Let me get myself back to 2012… Costa Concordia, Xi Jinping, London Olympics, Obama reelected, scandals in Brazil and I moved to MacOS X. Since 2012 all my daily drivers portables was Apple Macbook Pro notebooks. I will never regret this decision, using Apple platform, I worked, founded a startup, bring a new products to life and had fun. I am using the same hardware since 2013, no faults (except battery, that I replaced). I trully believe using same hardware for a long time, is impressive. But let’s talk about Apple.
Apple
Apple did, and continue to do an awesome job. They are keeping their hardware compatible with new macOS releases like no other manufacturer. You will be able to install the new macOS Big Sur in a 2013 hardware. Well done Apple!
But in another hand, there are some special moments this compatilibity going to be broken, like, when Apple decides to switch Macs to a different processor architecture. And again, well done Apple! It happened in the Motorola to PowerPC, happened again in PowerPC to Intel switch and will happen again from Intel to Apple Silicon. And these changes happened and will happen with no or very little impact to the end customer.
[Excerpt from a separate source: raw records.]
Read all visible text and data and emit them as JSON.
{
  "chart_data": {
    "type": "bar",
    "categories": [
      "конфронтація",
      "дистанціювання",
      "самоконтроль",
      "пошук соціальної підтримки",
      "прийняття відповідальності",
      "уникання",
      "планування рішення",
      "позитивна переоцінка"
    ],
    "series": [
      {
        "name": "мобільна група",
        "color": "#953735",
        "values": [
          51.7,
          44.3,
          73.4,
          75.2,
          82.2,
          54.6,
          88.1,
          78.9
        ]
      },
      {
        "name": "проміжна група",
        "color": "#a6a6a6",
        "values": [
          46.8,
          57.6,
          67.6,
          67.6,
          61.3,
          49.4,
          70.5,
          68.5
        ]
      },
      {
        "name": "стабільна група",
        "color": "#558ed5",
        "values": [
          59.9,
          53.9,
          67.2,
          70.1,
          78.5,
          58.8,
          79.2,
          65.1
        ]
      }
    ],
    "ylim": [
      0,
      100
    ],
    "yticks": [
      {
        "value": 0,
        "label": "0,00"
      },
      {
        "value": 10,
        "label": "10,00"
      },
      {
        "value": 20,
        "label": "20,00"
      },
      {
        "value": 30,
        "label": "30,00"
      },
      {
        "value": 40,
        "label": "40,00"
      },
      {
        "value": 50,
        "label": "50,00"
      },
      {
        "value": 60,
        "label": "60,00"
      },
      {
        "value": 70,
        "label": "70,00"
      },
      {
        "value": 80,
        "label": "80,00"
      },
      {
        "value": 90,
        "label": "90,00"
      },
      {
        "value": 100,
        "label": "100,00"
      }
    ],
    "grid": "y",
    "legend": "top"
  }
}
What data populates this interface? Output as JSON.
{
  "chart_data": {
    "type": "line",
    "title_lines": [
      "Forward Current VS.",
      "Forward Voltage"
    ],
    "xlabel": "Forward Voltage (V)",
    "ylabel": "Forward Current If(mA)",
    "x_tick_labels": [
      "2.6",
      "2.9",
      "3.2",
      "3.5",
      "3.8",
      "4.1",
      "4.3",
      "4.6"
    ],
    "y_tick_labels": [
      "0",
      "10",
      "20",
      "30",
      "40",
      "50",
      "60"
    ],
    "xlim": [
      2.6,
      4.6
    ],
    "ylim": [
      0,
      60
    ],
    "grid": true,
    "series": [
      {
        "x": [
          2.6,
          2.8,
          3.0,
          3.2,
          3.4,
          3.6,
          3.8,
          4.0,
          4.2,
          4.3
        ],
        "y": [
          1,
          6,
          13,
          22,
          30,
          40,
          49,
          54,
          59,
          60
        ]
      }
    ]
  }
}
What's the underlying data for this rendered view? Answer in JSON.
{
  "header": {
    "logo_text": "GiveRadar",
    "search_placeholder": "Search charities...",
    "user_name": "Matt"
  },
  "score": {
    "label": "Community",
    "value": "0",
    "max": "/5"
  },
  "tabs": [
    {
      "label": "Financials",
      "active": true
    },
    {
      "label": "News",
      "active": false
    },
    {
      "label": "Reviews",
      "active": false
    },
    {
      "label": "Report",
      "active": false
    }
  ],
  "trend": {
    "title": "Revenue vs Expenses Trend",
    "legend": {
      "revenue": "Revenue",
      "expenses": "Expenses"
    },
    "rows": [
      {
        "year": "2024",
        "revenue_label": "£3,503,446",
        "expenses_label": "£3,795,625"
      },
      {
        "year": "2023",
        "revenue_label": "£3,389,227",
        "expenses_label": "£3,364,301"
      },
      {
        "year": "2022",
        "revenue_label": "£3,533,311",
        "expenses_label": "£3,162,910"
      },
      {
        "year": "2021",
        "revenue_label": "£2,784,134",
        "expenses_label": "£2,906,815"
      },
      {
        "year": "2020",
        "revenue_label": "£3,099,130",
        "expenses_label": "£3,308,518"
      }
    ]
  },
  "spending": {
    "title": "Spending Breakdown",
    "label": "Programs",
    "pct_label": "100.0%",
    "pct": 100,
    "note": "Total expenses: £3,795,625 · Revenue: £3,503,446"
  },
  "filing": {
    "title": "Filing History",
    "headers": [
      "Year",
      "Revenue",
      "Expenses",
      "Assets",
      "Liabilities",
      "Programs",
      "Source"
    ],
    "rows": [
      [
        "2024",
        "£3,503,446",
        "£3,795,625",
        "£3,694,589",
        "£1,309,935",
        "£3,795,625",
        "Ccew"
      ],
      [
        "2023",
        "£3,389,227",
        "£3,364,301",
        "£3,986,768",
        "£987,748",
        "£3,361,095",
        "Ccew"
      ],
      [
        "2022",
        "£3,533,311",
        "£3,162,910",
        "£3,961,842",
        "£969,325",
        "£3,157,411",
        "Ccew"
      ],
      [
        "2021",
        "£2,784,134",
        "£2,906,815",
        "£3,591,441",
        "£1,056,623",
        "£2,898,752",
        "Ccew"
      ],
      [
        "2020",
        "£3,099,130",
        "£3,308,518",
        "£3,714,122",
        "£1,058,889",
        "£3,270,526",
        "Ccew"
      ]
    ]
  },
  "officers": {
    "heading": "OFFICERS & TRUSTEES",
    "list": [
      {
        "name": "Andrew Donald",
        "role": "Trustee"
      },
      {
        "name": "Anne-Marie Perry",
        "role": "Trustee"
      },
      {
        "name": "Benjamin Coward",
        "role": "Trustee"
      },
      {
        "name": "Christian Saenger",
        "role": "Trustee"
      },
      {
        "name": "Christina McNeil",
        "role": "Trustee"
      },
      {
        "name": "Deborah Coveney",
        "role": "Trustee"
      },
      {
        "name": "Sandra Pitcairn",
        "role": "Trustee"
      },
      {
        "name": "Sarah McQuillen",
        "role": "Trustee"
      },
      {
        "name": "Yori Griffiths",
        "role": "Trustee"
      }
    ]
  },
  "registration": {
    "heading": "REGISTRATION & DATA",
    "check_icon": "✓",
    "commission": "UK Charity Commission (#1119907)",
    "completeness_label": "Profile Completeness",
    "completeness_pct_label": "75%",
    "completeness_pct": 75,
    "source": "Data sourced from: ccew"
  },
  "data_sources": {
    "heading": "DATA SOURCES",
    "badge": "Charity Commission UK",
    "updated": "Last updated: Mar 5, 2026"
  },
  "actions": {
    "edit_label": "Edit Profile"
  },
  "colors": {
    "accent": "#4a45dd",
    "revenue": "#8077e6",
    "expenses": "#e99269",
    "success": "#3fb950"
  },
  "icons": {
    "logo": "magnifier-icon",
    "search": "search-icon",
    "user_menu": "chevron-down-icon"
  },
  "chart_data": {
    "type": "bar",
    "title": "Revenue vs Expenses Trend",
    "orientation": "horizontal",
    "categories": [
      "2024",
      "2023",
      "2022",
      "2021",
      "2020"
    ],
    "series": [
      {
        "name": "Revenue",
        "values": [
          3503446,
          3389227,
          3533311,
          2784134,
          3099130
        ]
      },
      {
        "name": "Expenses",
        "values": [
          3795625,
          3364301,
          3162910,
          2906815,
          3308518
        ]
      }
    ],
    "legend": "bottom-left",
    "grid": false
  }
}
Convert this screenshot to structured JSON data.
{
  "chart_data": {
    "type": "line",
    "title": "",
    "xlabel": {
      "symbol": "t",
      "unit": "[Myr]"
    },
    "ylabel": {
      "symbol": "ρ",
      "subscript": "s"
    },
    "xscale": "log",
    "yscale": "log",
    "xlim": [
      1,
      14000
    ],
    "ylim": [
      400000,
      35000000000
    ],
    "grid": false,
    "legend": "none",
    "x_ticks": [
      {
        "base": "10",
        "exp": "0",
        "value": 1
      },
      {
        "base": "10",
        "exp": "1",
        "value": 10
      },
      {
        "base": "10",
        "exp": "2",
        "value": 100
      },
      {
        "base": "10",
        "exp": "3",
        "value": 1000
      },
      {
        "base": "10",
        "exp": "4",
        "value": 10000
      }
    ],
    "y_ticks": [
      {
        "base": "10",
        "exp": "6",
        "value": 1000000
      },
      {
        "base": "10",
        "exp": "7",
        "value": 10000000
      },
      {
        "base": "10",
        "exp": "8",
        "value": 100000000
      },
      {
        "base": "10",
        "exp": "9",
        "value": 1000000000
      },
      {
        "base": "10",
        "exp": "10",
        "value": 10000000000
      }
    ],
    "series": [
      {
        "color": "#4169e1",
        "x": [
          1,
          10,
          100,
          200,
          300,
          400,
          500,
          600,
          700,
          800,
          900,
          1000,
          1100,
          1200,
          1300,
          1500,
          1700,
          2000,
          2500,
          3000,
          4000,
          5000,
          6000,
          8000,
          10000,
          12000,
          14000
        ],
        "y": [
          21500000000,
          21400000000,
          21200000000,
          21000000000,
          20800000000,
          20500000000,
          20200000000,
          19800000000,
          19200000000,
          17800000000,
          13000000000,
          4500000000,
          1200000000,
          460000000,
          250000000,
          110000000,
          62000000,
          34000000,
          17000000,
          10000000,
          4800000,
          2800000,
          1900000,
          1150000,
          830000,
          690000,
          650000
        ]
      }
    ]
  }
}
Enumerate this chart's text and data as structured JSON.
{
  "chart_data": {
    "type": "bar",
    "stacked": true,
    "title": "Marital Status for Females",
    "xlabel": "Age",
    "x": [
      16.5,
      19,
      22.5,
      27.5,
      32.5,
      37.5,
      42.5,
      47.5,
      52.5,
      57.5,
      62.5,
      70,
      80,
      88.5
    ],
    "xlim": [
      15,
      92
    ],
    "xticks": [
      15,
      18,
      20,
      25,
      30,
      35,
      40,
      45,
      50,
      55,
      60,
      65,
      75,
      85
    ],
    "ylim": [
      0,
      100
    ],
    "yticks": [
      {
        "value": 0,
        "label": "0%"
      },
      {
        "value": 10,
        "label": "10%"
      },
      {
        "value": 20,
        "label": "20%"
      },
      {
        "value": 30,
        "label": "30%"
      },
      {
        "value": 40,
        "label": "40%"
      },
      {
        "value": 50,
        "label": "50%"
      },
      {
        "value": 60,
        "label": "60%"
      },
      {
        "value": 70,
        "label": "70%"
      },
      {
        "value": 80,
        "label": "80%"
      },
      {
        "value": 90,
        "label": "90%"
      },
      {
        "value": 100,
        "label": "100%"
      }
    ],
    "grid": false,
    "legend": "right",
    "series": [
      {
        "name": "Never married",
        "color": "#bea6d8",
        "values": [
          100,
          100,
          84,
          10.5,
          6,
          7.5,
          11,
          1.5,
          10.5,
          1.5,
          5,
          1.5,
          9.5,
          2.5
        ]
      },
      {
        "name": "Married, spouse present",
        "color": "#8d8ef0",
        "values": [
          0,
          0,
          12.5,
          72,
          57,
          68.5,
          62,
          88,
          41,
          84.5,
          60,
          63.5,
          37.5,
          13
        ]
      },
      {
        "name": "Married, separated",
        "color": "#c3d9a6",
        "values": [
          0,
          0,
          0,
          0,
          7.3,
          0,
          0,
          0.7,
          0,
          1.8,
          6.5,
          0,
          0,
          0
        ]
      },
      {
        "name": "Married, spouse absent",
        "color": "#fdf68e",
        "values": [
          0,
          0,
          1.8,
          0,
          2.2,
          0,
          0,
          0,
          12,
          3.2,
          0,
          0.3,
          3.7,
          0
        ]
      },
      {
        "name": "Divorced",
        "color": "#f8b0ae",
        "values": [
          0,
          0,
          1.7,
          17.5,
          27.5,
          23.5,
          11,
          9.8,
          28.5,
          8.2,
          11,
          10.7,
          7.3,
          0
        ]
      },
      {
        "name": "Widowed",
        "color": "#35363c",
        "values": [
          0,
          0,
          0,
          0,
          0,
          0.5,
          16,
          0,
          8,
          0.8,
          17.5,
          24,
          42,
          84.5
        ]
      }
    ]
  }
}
While i’m writing this post, we are experiencing the third exchange of Apple processors and this impacted me in a very interesting way.
Do I need a new hardware?
There is a video posted on Computer Clan channel on youtube that represents a lot my sentiments on my actual MacBook Pro.
Computer Clan video about why I still use a 2013 MacBook
Yes, I agree with him. The hardware and software integration provided by Apple with the extreme componemt and build quality offered, makes a 2013 MacBook Pro useable with no effects in my workflow. I aways was proud to say that my MacBook was awesome. I can run a lot of containers, databases, Visual Studio Code, Spotify, iTerm2, Slack… you name it. All software running with no lags or freezes. A BSD Kernel (Mach) with an awesome process scheduling or RAM compression and optimization helps. Anyway, having that hardware and software integration and the absurd software optimization, makes the difference.
How about the rest of world?
Well, I continued working with Linux (Ubuntu) in the cloud. All my servers, nodes, pods were Ubuntu based containers. So, I never lost my connection with Linux based OSes. But I lost my interest in the Redmont OS even desktop or server versions, a brave new world on Linux kernels, MacOS X usability and all nitty-gritties, all nuts and bolts to discover.
The consequence? Last Windows OS I used as desktop daily driver was Windows 7. I did not use Windows 8, 8.1 and first versions of Windows 10. But Microsoft changed, embraced the Cloud, accepted and incorporated lots of innovation from the Open Source communities, make themselves a part of OSS. Created their own Linux distribution, made their server software Linux compatible (SQL Server), open sourced .Net Framework, Visual Studio Code, bought GitHub and launched Windows Subsystem for Linux.
Microsoft started creating solutions for developers. The BASIC Interpreter for ALTAIR Computers was the first Microsoft product. The Redmond giant always made awesome tools for developers. I think, with the new management, new board, lots of old paradigms were broken, new ways of thinking have been created. Visual Studio Code, WSL, Edge Chromium, SQL Server for Linux, the deprecation of Internet Explorer, you name it. So why not?
I can mention a lot of another things that can help to my decision: new hardware, gaming and why not… FOMO. Anyway… finally I got a decision, get myself back to Windows.